I love the king, but I love
the people as well as the king; and if I am sorry to see his old age
molested, I am much more sorry to see four millions of Catholics
baffled in their just expectations. If I love Lord Grenville and Lord
Howick, it is because they love their country; if I abhor ... it is
because I know there is but one man among them who is not laughing at
the enormous folly and credulity of the country, and that he is an
ignorant and mischievous bigot. As for the light and frivolous jester,
of whom it is your misfortune to think so highly, learn, my dear
Abraham, that this political Killigrew, just before the breaking up of
the last administration, was in actual treaty with them for a place;
and if they had survived twenty-four hours longer, he would have been
now declaiming against the cry of No Popery! instead of inflaming it.

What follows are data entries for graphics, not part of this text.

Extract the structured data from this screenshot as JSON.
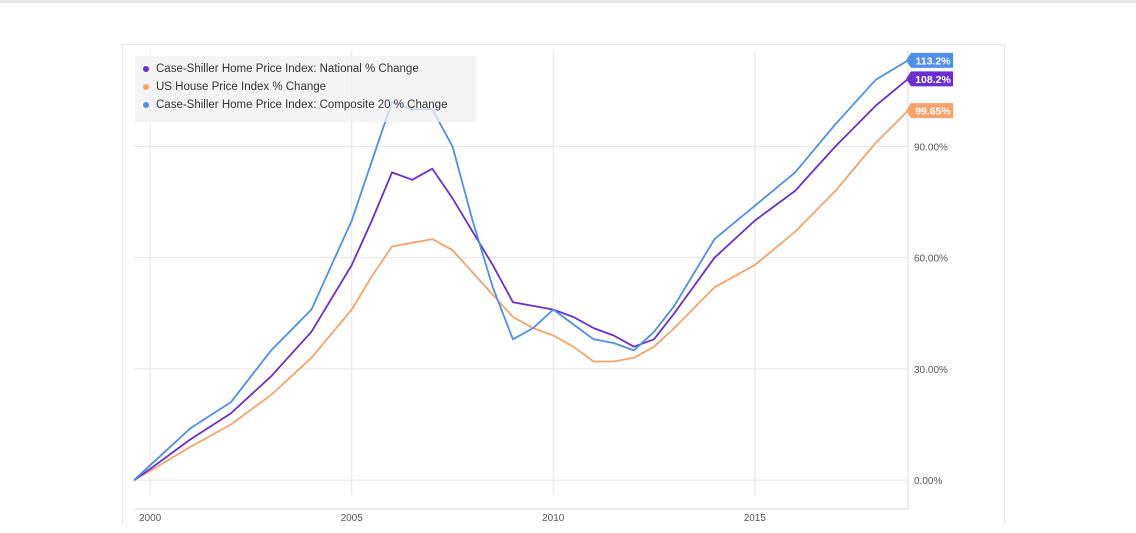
{
  "chart_data": {
    "type": "line",
    "x_ticks": [
      "2000",
      "2005",
      "2010",
      "2015"
    ],
    "y_ticks": [
      "0.00%",
      "30.00%",
      "60.00%",
      "90.00%"
    ],
    "y_tick_values": [
      0,
      30,
      60,
      90
    ],
    "xlim": [
      1999.6,
      2018.8
    ],
    "ylim": [
      -4,
      116
    ],
    "grid": true,
    "legend_position": "top-left",
    "series": [
      {
        "name": "Case-Shiller Home Price Index: National % Change",
        "color": "#6a2fd1",
        "end_label": "108.2%",
        "x": [
          1999.6,
          2000,
          2001,
          2002,
          2003,
          2004,
          2005,
          2005.5,
          2006,
          2006.5,
          2007,
          2007.5,
          2008,
          2008.5,
          2009,
          2009.5,
          2010,
          2010.5,
          2011,
          2011.5,
          2012,
          2012.5,
          2013,
          2014,
          2015,
          2016,
          2017,
          2018,
          2018.8
        ],
        "y": [
          0,
          3,
          11,
          18,
          28,
          40,
          58,
          70,
          83,
          81,
          84,
          76,
          67,
          58,
          48,
          47,
          46,
          44,
          41,
          39,
          36,
          38,
          45,
          60,
          70,
          78,
          90,
          101,
          108.2
        ]
      },
      {
        "name": "US House Price Index % Change",
        "color": "#f6a36a",
        "end_label": "99.65%",
        "x": [
          1999.6,
          2000,
          2001,
          2002,
          2003,
          2004,
          2005,
          2005.5,
          2006,
          2006.5,
          2007,
          2007.5,
          2008,
          2008.5,
          2009,
          2009.5,
          2010,
          2010.5,
          2011,
          2011.5,
          2012,
          2012.5,
          2013,
          2014,
          2015,
          2016,
          2017,
          2018,
          2018.8
        ],
        "y": [
          0,
          2.5,
          9,
          15,
          23,
          33,
          46,
          55,
          63,
          64,
          65,
          62,
          56,
          50,
          44,
          41,
          39,
          36,
          32,
          32,
          33,
          36,
          41,
          52,
          58,
          67,
          78,
          91,
          99.65
        ]
      },
      {
        "name": "Case-Shiller Home Price Index: Composite 20 % Change",
        "color": "#4f8fe6",
        "end_label": "113.2%",
        "x": [
          1999.6,
          2000,
          2001,
          2002,
          2003,
          2004,
          2005,
          2005.5,
          2006,
          2006.5,
          2007,
          2007.5,
          2008,
          2008.5,
          2009,
          2009.5,
          2010,
          2010.5,
          2011,
          2011.5,
          2012,
          2012.5,
          2013,
          2014,
          2015,
          2016,
          2017,
          2018,
          2018.8
        ],
        "y": [
          0,
          4,
          14,
          21,
          35,
          46,
          70,
          86,
          102,
          100,
          100,
          90,
          70,
          52,
          38,
          41,
          46,
          42,
          38,
          37,
          35,
          40,
          47,
          65,
          74,
          83,
          96,
          108,
          113.2
        ]
      }
    ]
  }
}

With this practical comment on the baseness of human nature, I bid you
adieu!
JAMES SMITH.
(1775-1839.)
LVI. THE POET OF FASHION.
From the famous _Rejected Addresses_.
His book is successful, he's steeped in renown,
His lyric effusions have tickled the town;
Dukes, dowagers, dandies, are eager to trace
The fountain of verse in the verse-maker's face:
While, proud as Apollo, with peers _tete-a-tete_,
From Monday till Saturday dining off plate,
His heart full of hope, and his head full of gain,
The Poet of Fashion dines out in Park Lane.
Now lean-jointured widows who seldom draw corks,
Whose tea-spoons do duty for knives and for forks,
Send forth, vellum-covered, a six-o'clock card,
And get up a dinner to peep at the bard;
Veal, sweetbread, boiled chickens, and tongue crown the cloth,
And soup _a la reine_, little better than broth.